The high-profile funerals are not the norm, however. Typically the team goes to funerals for veterans, often from the World War II era, where only the veteran's loved ones see the team's work.

Each week, about 60 funerals are held in the state for veterans who received an honorable or good conduct discharge, a requirement for military burial honors.

On a gusty December morning, Rogers and another team member, Cpl. Matthew Kiewlen, waited at the St. Nicholas Cemetery in Norwich for the family of a local World War II veteran to arrive. With the wind-chill factor, it was 6 degrees.

John Bosko of Preston died Dec. 4 at the age of 89. He joined the Army in 1942 as a member of the 9th Infantry Division, the "Old Reliables," then worked in the plumbing trades for four decades.

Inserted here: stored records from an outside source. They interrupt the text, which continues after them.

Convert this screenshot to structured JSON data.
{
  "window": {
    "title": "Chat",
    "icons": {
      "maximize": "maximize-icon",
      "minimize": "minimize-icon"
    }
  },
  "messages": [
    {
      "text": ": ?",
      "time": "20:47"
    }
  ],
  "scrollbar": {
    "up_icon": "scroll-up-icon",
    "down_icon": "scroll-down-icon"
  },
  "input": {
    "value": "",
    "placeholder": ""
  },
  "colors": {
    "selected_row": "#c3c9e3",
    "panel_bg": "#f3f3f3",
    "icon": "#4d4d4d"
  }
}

Rogers and Kiewlen saluted as the hearse pulled up and the family members filed out of their cars. Then the two soldiers marched to the gravesite. After the playing of taps, they removed the flag from the top of the casket, and Kiewlen folded it 13 times toward Rogers, who then presented it to Staff Sgt. Bosko's widow, Alexandria.

After, Bosko's son, Phillip, thanked them for the service. Rogers said it meant a lot to the team to be a part of the funeral for Bosko, who had been awarded the Purple Heart and Bronze Star.

"We have the utmost respect for him and what he has done," Rogers said. "It really paves the way for us and everything that we have today."

Not depressing work

First Lt. Michael Vaughan leads the military funeral honors team, making sure they train often enough, follow the standards set by the National Guard Bureau for military funerals and, importantly, look and act the part. The team members, he said, must be physically fit so they look good in uniform, and must be professional.

"It's a very difficult job," Vaughan said. "My soldiers deal with death every day, so we want people who are both physically and mentally fit."

Vaughan said the team's goal is to be as good, if not better, than the service members doing the same duties during funerals at Arlington National Cemetery.

"It's a lofty goal," he said, "but that's our goal."

Spc. Peter Pacanski joined the team earlier this year after he returned from his first deployment to Iraq. Since then, he has gone to about 130 funerals. People ask him if the work is depressing. He doesn't look at it that way.

"I just try to think of the nice thing I'm doing and how important it is, and it just makes it a good thing rather than a depressing thing," he said.

Pacanski and the team had just spent more than an hour at the Hartford Armory reviewing where to stand by the casket while saluting and practicing folding the flag using two people, then three. It was two days before the Bosko funeral.

"My actual profession or job skill within the Army is a helicopter mechanic, and when I came back from deployment I didn't think I'd be doing this," Pacanski said. "But it's turned out to be something I enjoy doing.

"We're there for the family. We're able to give them that final goodbye."